İslâmcılar içerisinde bir de İktibas dergisi çevresi gibi ülkedeki mevcut sisteme kategorik olarak karşı duranlar vardır. Onlara göre demokratik sistem içerisinde parti kurmak yoluyla yürütülecek bir mücadele daha baştan İslâmî niteliğini kaybedecektir. Parti kurmak yoluyla bir İslâmî mücadele yürüttüğünü düşünenler ancak mevcut sistemi daha da güçlendirirler. Onun için Fazilet Partisi’nin kapatılması ve AK Parti’nin İslâmcı iddialardan vazgeçerek ortaya çıkmasını kendi tezlerini güçlendiren bir şey olarak yorumlamışlardır. İslâmî bir mücadele ancak “sistem-dışı” kalarak ve onu dönüştürme amacıyla yürütülebilir.

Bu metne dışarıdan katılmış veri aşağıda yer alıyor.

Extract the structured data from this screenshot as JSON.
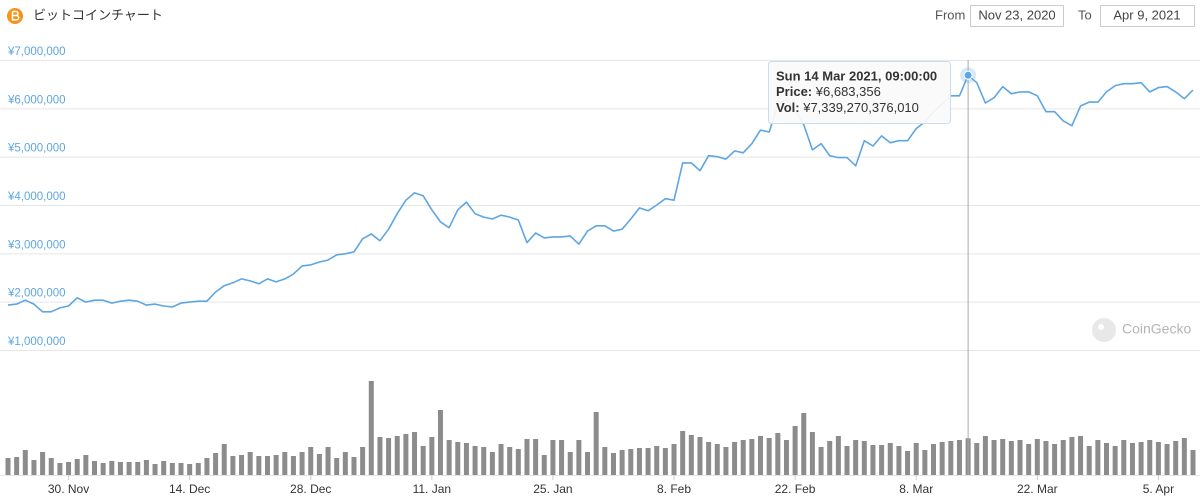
{
  "header": {
    "title": "ビットコインチャート",
    "from_label": "From",
    "from": "Nov 23, 2020",
    "to_label": "To",
    "to": "Apr 9, 2021"
  },
  "chart_data": {
    "type": "line",
    "x": [
      "2020-11-23",
      "2020-11-24",
      "2020-11-25",
      "2020-11-26",
      "2020-11-27",
      "2020-11-28",
      "2020-11-29",
      "2020-11-30",
      "2020-12-01",
      "2020-12-02",
      "2020-12-03",
      "2020-12-04",
      "2020-12-05",
      "2020-12-06",
      "2020-12-07",
      "2020-12-08",
      "2020-12-09",
      "2020-12-10",
      "2020-12-11",
      "2020-12-12",
      "2020-12-13",
      "2020-12-14",
      "2020-12-15",
      "2020-12-16",
      "2020-12-17",
      "2020-12-18",
      "2020-12-19",
      "2020-12-20",
      "2020-12-21",
      "2020-12-22",
      "2020-12-23",
      "2020-12-24",
      "2020-12-25",
      "2020-12-26",
      "2020-12-27",
      "2020-12-28",
      "2020-12-29",
      "2020-12-30",
      "2020-12-31",
      "2021-01-01",
      "2021-01-02",
      "2021-01-03",
      "2021-01-04",
      "2021-01-05",
      "2021-01-06",
      "2021-01-07",
      "2021-01-08",
      "2021-01-09",
      "2021-01-10",
      "2021-01-11",
      "2021-01-12",
      "2021-01-13",
      "2021-01-14",
      "2021-01-15",
      "2021-01-16",
      "2021-01-17",
      "2021-01-18",
      "2021-01-19",
      "2021-01-20",
      "2021-01-21",
      "2021-01-22",
      "2021-01-23",
      "2021-01-24",
      "2021-01-25",
      "2021-01-26",
      "2021-01-27",
      "2021-01-28",
      "2021-01-29",
      "2021-01-30",
      "2021-01-31",
      "2021-02-01",
      "2021-02-02",
      "2021-02-03",
      "2021-02-04",
      "2021-02-05",
      "2021-02-06",
      "2021-02-07",
      "2021-02-08",
      "2021-02-09",
      "2021-02-10",
      "2021-02-11",
      "2021-02-12",
      "2021-02-13",
      "2021-02-14",
      "2021-02-15",
      "2021-02-16",
      "2021-02-17",
      "2021-02-18",
      "2021-02-19",
      "2021-02-20",
      "2021-02-21",
      "2021-02-22",
      "2021-02-23",
      "2021-02-24",
      "2021-02-25",
      "2021-02-26",
      "2021-02-27",
      "2021-02-28",
      "2021-03-01",
      "2021-03-02",
      "2021-03-03",
      "2021-03-04",
      "2021-03-05",
      "2021-03-06",
      "2021-03-07",
      "2021-03-08",
      "2021-03-09",
      "2021-03-10",
      "2021-03-11",
      "2021-03-12",
      "2021-03-13",
      "2021-03-14",
      "2021-03-15",
      "2021-03-16",
      "2021-03-17",
      "2021-03-18",
      "2021-03-19",
      "2021-03-20",
      "2021-03-21",
      "2021-03-22",
      "2021-03-23",
      "2021-03-24",
      "2021-03-25",
      "2021-03-26",
      "2021-03-27",
      "2021-03-28",
      "2021-03-29",
      "2021-03-30",
      "2021-03-31",
      "2021-04-01",
      "2021-04-02",
      "2021-04-03",
      "2021-04-04",
      "2021-04-05",
      "2021-04-06",
      "2021-04-07",
      "2021-04-08",
      "2021-04-09"
    ],
    "xlim": [
      "2020-11-23",
      "2021-04-09"
    ],
    "xticks": [
      {
        "value": "2020-11-30",
        "label": "30. Nov"
      },
      {
        "value": "2020-12-14",
        "label": "14. Dec"
      },
      {
        "value": "2020-12-28",
        "label": "28. Dec"
      },
      {
        "value": "2021-01-11",
        "label": "11. Jan"
      },
      {
        "value": "2021-01-25",
        "label": "25. Jan"
      },
      {
        "value": "2021-02-08",
        "label": "8. Feb"
      },
      {
        "value": "2021-02-22",
        "label": "22. Feb"
      },
      {
        "value": "2021-03-08",
        "label": "8. Mar"
      },
      {
        "value": "2021-03-22",
        "label": "22. Mar"
      },
      {
        "value": "2021-04-05",
        "label": "5. Apr"
      }
    ],
    "ylim": [
      1000000,
      7000000
    ],
    "yticks": [
      {
        "value": 1000000,
        "label": "¥1,000,000"
      },
      {
        "value": 2000000,
        "label": "¥2,000,000"
      },
      {
        "value": 3000000,
        "label": "¥3,000,000"
      },
      {
        "value": 4000000,
        "label": "¥4,000,000"
      },
      {
        "value": 5000000,
        "label": "¥5,000,000"
      },
      {
        "value": 6000000,
        "label": "¥6,000,000"
      },
      {
        "value": 7000000,
        "label": "¥7,000,000"
      }
    ],
    "y2lim": [
      0,
      21000000000000.0
    ],
    "grid": true,
    "series": [
      {
        "color": "#5ea6e3",
        "values": [
          1930000,
          1950000,
          2030000,
          1950000,
          1790000,
          1790000,
          1870000,
          1910000,
          2080000,
          1990000,
          2030000,
          2030000,
          1970000,
          2010000,
          2030000,
          2010000,
          1930000,
          1950000,
          1910000,
          1890000,
          1970000,
          1990000,
          2010000,
          2010000,
          2200000,
          2330000,
          2390000,
          2470000,
          2430000,
          2370000,
          2470000,
          2410000,
          2470000,
          2570000,
          2740000,
          2760000,
          2820000,
          2860000,
          2970000,
          2990000,
          3030000,
          3300000,
          3400000,
          3260000,
          3500000,
          3820000,
          4100000,
          4250000,
          4190000,
          3900000,
          3650000,
          3530000,
          3900000,
          4060000,
          3820000,
          3750000,
          3710000,
          3790000,
          3750000,
          3690000,
          3220000,
          3420000,
          3320000,
          3340000,
          3340000,
          3360000,
          3190000,
          3460000,
          3570000,
          3570000,
          3460000,
          3500000,
          3710000,
          3940000,
          3880000,
          4000000,
          4130000,
          4100000,
          4870000,
          4870000,
          4710000,
          5020000,
          5000000,
          4950000,
          5120000,
          5080000,
          5270000,
          5550000,
          5510000,
          6070000,
          6200000,
          5970000,
          5660000,
          5140000,
          5270000,
          5020000,
          4980000,
          4980000,
          4810000,
          5330000,
          5220000,
          5430000,
          5290000,
          5330000,
          5330000,
          5580000,
          5720000,
          5930000,
          6090000,
          6260000,
          6260000,
          6683356,
          6530000,
          6110000,
          6220000,
          6450000,
          6300000,
          6340000,
          6340000,
          6260000,
          5930000,
          5930000,
          5740000,
          5640000,
          6050000,
          6130000,
          6130000,
          6340000,
          6470000,
          6510000,
          6510000,
          6530000,
          6340000,
          6430000,
          6450000,
          6340000,
          6200000,
          6380000
        ]
      },
      {
        "type": "bar",
        "axis": "y2",
        "color": "#8c8c8c",
        "values": [
          3400000000000.0,
          3600000000000.0,
          5000000000000.0,
          3000000000000.0,
          4600000000000.0,
          3400000000000.0,
          2400000000000.0,
          2600000000000.0,
          3200000000000.0,
          4000000000000.0,
          2800000000000.0,
          2400000000000.0,
          2800000000000.0,
          2600000000000.0,
          2600000000000.0,
          2600000000000.0,
          3000000000000.0,
          2200000000000.0,
          2800000000000.0,
          2400000000000.0,
          2400000000000.0,
          2200000000000.0,
          2400000000000.0,
          3400000000000.0,
          4400000000000.0,
          6200000000000.0,
          3800000000000.0,
          4000000000000.0,
          4600000000000.0,
          3800000000000.0,
          3800000000000.0,
          4000000000000.0,
          4600000000000.0,
          3800000000000.0,
          4600000000000.0,
          5600000000000.0,
          4200000000000.0,
          5600000000000.0,
          3400000000000.0,
          4600000000000.0,
          3600000000000.0,
          5600000000000.0,
          18800000000000.0,
          7600000000000.0,
          7400000000000.0,
          7800000000000.0,
          8200000000000.0,
          8600000000000.0,
          5800000000000.0,
          7600000000000.0,
          13000000000000.0,
          7000000000000.0,
          6600000000000.0,
          6400000000000.0,
          5800000000000.0,
          5600000000000.0,
          4600000000000.0,
          6200000000000.0,
          5600000000000.0,
          5200000000000.0,
          7200000000000.0,
          7200000000000.0,
          4000000000000.0,
          7000000000000.0,
          7000000000000.0,
          4600000000000.0,
          7000000000000.0,
          4600000000000.0,
          12600000000000.0,
          5600000000000.0,
          4400000000000.0,
          5000000000000.0,
          5200000000000.0,
          5400000000000.0,
          5400000000000.0,
          5800000000000.0,
          5400000000000.0,
          6200000000000.0,
          8800000000000.0,
          8000000000000.0,
          7600000000000.0,
          6600000000000.0,
          6200000000000.0,
          5600000000000.0,
          6600000000000.0,
          7000000000000.0,
          7200000000000.0,
          7800000000000.0,
          7400000000000.0,
          8400000000000.0,
          7000000000000.0,
          9800000000000.0,
          12400000000000.0,
          8600000000000.0,
          5600000000000.0,
          6800000000000.0,
          7800000000000.0,
          5800000000000.0,
          7000000000000.0,
          6800000000000.0,
          6000000000000.0,
          6000000000000.0,
          6400000000000.0,
          5800000000000.0,
          4800000000000.0,
          6400000000000.0,
          5000000000000.0,
          6200000000000.0,
          6600000000000.0,
          6800000000000.0,
          7000000000000.0,
          7339270376010,
          6400000000000.0,
          7800000000000.0,
          7000000000000.0,
          7200000000000.0,
          6800000000000.0,
          7000000000000.0,
          6200000000000.0,
          7200000000000.0,
          6800000000000.0,
          6200000000000.0,
          7000000000000.0,
          7600000000000.0,
          7800000000000.0,
          5800000000000.0,
          7000000000000.0,
          6400000000000.0,
          5800000000000.0,
          7000000000000.0,
          6400000000000.0,
          6600000000000.0,
          7000000000000.0,
          6600000000000.0,
          6200000000000.0,
          6800000000000.0,
          7400000000000.0,
          5000000000000.0
        ]
      }
    ],
    "tooltip": {
      "x": "2021-03-14",
      "title": "Sun 14 Mar 2021, 09:00:00",
      "price_label": "Price:",
      "price": "¥6,683,356",
      "vol_label": "Vol:",
      "vol": "¥7,339,270,376,010"
    },
    "watermark": "CoinGecko"
  }
}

Parti kurmak gibi “sistem-içi kanalları”n tercih edilmesi “acziyete düşmek” anlamına gelir ve bu yolla “bir yere varacağını sananlar” bunu taktiksel olarak yapsalar da bütün uğraşları “karşı tarafa yarayacak” ve bir mesafe kat edemeyeceklerdir (Alan, 2002). Bunun için de AK Parti’ye “küresel demokratik şebekenin yeni taşeronu” olarak bakmaktadırlar (Durmuş, 2003).

AK Parti’nin seçime girip de tek başına iktidar olmasından önceki süreçte Tezkire dergisinin bakışı aslında İslâmcıların o dönemki genel hissiyatını da iyi temsil etmektedir:

İstanbul Büyükşehir Belediyesi'nin eski başkanı Tayyip Erdoğan önderliğindeki AK Partinin söylemlerinde neyin yeni ve farklı olduğu noktasında kafalara takılan şüphelerin izalesi için bir müddet daha beklenmesinin yerinde olacağı görülmektedir (Tezkire, 2001, 5).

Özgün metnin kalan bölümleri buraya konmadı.